I managed to do a final edit for a friend’s manuscript. It is a new genre for J.E. McKnight but he has written an exceptional thriller. The antagonist’s real identity was a real surprise and even after knowing who it was the narrative held other shocking twists and turns. I’m sure lots of people will be thrilled by Joe’s newest novel.
An author I interviewed over three years ago contacted me recently asking for a review of her book and a special blog interview. I’m always open to helping other authors so will be curling up with her book over the weekend. Look out for the interview soon – Manaswita Ghosh is a wonderful young writer based in India.
Earlier in the week I wrote nearly a thousand words for my new YA story, Bubble the Gruggle only to ‘lose’ them on a Mac system. To say I was unhappy is an understatement but what can you do but chalk it up to experience? I did not rush to write again but left the story until the weekend. While sitting on my deck in the sunshine with a cooling breeze, I returned to the narrative and wrote even more words exceeding the ones lost. They say rewrites are usually better than the first try anyway.
My writing spot at the weekend – my front deck.

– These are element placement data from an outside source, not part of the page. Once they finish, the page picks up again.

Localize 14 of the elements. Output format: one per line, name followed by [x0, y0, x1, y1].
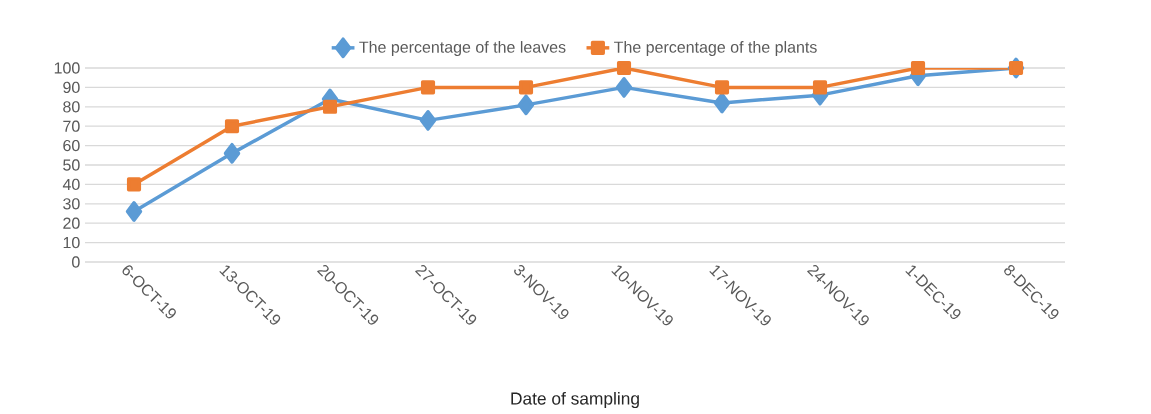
legend-label: The percentage of the leaves: [359, 41, 566, 56]
y-tick-label: 90: [63, 81, 80, 94]
y-tick-label: 100: [54, 62, 80, 74]
y-tick-label: 80: [63, 101, 80, 113]
y-tick-label: 10: [63, 236, 80, 249]
y-tick-label: 20: [63, 217, 80, 229]
y-tick-label: 50: [63, 159, 80, 171]
y-tick-label: 40: [62, 178, 80, 191]
y-tick-label: 0: [72, 256, 80, 268]
y-tick-label: 30: [63, 198, 80, 210]
y-tick-label: 60: [63, 139, 80, 152]
y-tick-label: 70: [63, 120, 80, 132]
x-axis-title: Date of sampling: [511, 391, 639, 409]
legend-label: The percentage of the plants: [614, 41, 817, 56]
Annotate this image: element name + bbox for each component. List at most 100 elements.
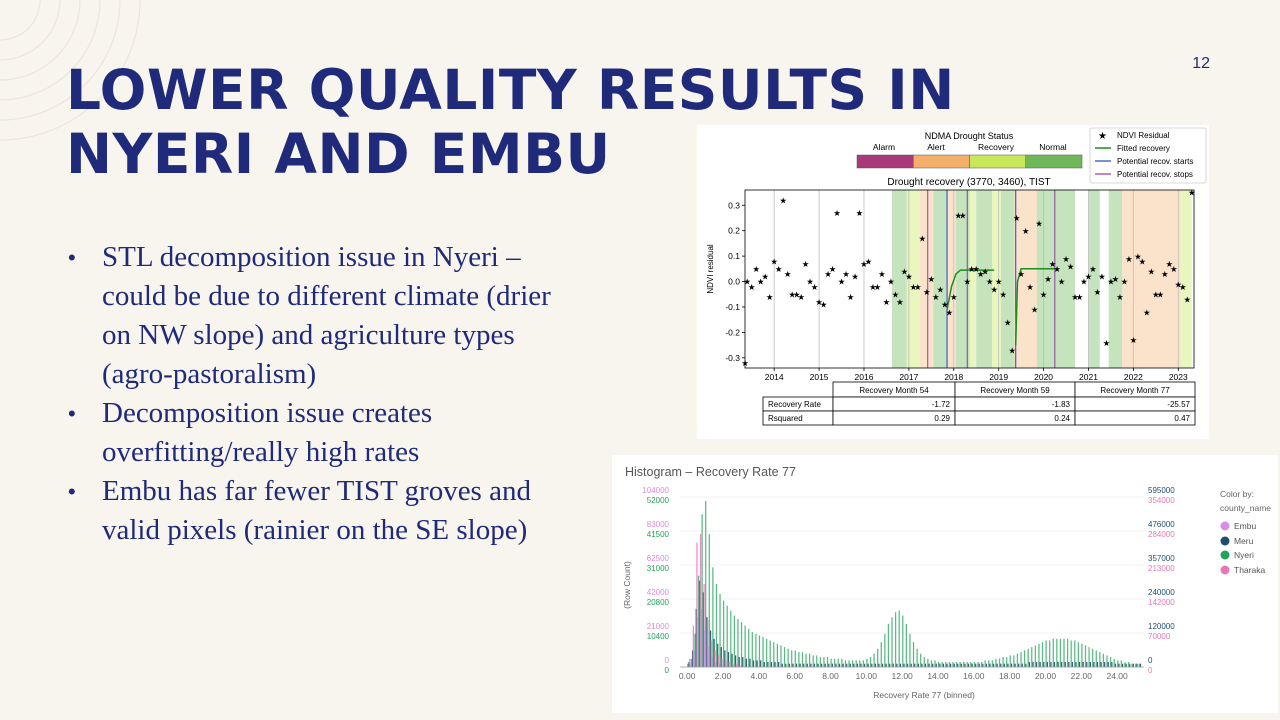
meru-bar	[889, 663, 891, 667]
meru-bar	[975, 663, 977, 667]
legend-box	[1089, 127, 1207, 184]
nyeri-bar	[712, 567, 714, 667]
data-point: ★	[842, 269, 850, 279]
nyeri-bar	[1074, 640, 1076, 667]
nyeri-bar	[1120, 660, 1122, 667]
meru-bar	[810, 663, 812, 667]
nyeri-bar	[1109, 657, 1112, 667]
data-point: ★	[914, 282, 922, 292]
meru-bar	[842, 663, 844, 667]
status-segment	[1025, 154, 1083, 169]
meru-bar	[1078, 662, 1081, 667]
y-tick-left-pink: 104000	[642, 486, 669, 495]
nyeri-bar	[988, 660, 990, 667]
meru-bar	[1053, 662, 1056, 667]
table-value: -1.83	[1052, 400, 1071, 409]
data-point: ★	[743, 277, 751, 287]
meru-bar	[799, 663, 801, 667]
nyeri-bar	[937, 662, 940, 667]
meru-bar	[820, 663, 823, 667]
nyeri-bar	[1016, 653, 1019, 667]
nyeri-bar	[826, 657, 829, 667]
nyeri-bar	[787, 648, 789, 667]
nyeri-bar	[869, 657, 872, 667]
meru-bar	[1082, 662, 1084, 667]
y-tick-right-teal: 476000	[1148, 520, 1175, 529]
table-header: Recovery Month 54	[859, 386, 929, 395]
data-point: ★	[1026, 282, 1034, 292]
meru-bar	[896, 663, 898, 667]
shaded-period	[920, 190, 934, 368]
shaded-period	[956, 190, 970, 368]
meru-bar	[788, 663, 790, 667]
nyeri-bar	[1045, 640, 1047, 667]
nyeri-bar	[687, 663, 689, 667]
meru-bar	[967, 663, 970, 667]
meru-bar	[713, 638, 715, 667]
data-point: ★	[1121, 277, 1129, 287]
nyeri-bar	[744, 625, 746, 667]
meru-bar	[695, 608, 697, 667]
histogram-chart: Histogram – Recovery Rate 77 (Row Count)…	[622, 465, 1271, 700]
nyeri-bar	[1034, 645, 1036, 667]
y-tick-left-green: 20800	[647, 598, 670, 607]
y-tick-right-teal: 0	[1148, 656, 1153, 665]
meru-bar	[942, 663, 945, 667]
data-point: ★	[1049, 259, 1057, 269]
chart2-xlabel: Recovery Rate 77 (binned)	[873, 690, 975, 700]
nyeri-bar	[945, 662, 947, 667]
legend-embu-swatch	[1220, 521, 1230, 531]
nyeri-bar	[952, 662, 954, 667]
meru-bar	[709, 630, 712, 667]
meru-bar	[917, 663, 919, 667]
shaded-period	[1088, 190, 1100, 368]
data-point: ★	[977, 269, 985, 279]
chart2-title: Histogram – Recovery Rate 77	[625, 465, 796, 479]
drought-recovery-figure: NDMA Drought Status Alarm Alert Recovery…	[697, 125, 1209, 439]
data-point: ★	[1071, 292, 1079, 302]
meru-bar	[688, 662, 690, 667]
meru-bar	[785, 663, 787, 667]
meru-bar	[978, 663, 980, 667]
meru-bar	[817, 663, 819, 667]
x-tick-label: 6.00	[786, 671, 803, 681]
data-point: ★	[968, 264, 976, 274]
nyeri-bar	[690, 658, 693, 667]
meru-bar	[985, 663, 988, 667]
y-tick-left-green: 41500	[647, 530, 670, 539]
data-point: ★	[1188, 188, 1196, 198]
status-segment	[969, 154, 1026, 169]
data-point: ★	[1148, 267, 1156, 277]
data-point: ★	[932, 292, 940, 302]
meru-bar	[964, 663, 966, 667]
nyeri-bar	[705, 501, 707, 667]
meru-bar	[777, 662, 780, 667]
bullet-text: Embu has far fewer TIST groves and valid…	[102, 475, 531, 546]
nyeri-bar	[970, 662, 972, 667]
tharaka-bar	[692, 625, 694, 667]
nyeri-bar	[844, 660, 847, 667]
meru-bar	[702, 592, 705, 667]
nyeri-bar	[697, 575, 700, 667]
meru-bar	[1007, 663, 1009, 667]
nyeri-bar	[819, 657, 821, 667]
nyeri-bar	[848, 660, 850, 667]
data-point: ★	[1094, 287, 1102, 297]
tharaka-bar	[696, 542, 698, 667]
nyeri-bar	[805, 653, 807, 667]
legend-color-by: Color by:	[1220, 489, 1254, 499]
tharaka-bar	[724, 660, 727, 667]
meru-bar	[1089, 662, 1091, 667]
bullet-dot: •	[68, 245, 76, 270]
chart1-title: Drought recovery (3770, 3460), TIST	[887, 177, 1050, 188]
embu-bar	[704, 630, 706, 667]
nyeri-bar	[873, 653, 875, 667]
meru-bar	[932, 663, 934, 667]
nyeri-bar	[794, 650, 796, 667]
shaded-period	[1014, 190, 1037, 368]
y-tick-label: -0.3	[725, 353, 740, 363]
shaded-period	[1000, 190, 1015, 368]
data-point: ★	[923, 287, 931, 297]
legend-nyeri-swatch	[1220, 550, 1230, 560]
y-tick-right-teal: 240000	[1148, 588, 1175, 597]
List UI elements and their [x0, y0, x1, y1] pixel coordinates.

I also managed to do a review of a freelance project I have been working on – ghostwriting a book – this week. I’m gradually catching myself up.
Work continues with ‘extra’ pages for publishing for The Twesome Loop and ideas for illustrations for Bubble the Gruggle.
Books: Evidence of Life by Barbara Taylor Sissel
My review: A woman’s hope through disaster and her an emotional and psychological turmoil are expertly conveyed in this novel. It had me turning pages even when my eyes wanted to close! Great writing and insight into how a woman would cope with the greatest loss but also go on for the sake of her remaining family. The twists in the story kept me guessing as to the truth of the situation regarding her husband and how her friends and family protected her. Really worth a read.
An author friend wrote this book and I thought it time I got around to reading it.
Merryweather Lodge by Pauline Holyoak.
Instead of adding tags (he said/she said) to every bit of dialogue, learn to identify the speaker by showing him/her in action. Example: “Pass that sweet-smelling turkey this way.” With knife in one hand and fork in the other, Sam looked eager to pounce.
You don’t always need an outline. Give discovery writing a try. (This is me all the time – free flow writing!)
Focus on building tension, then give it a snap.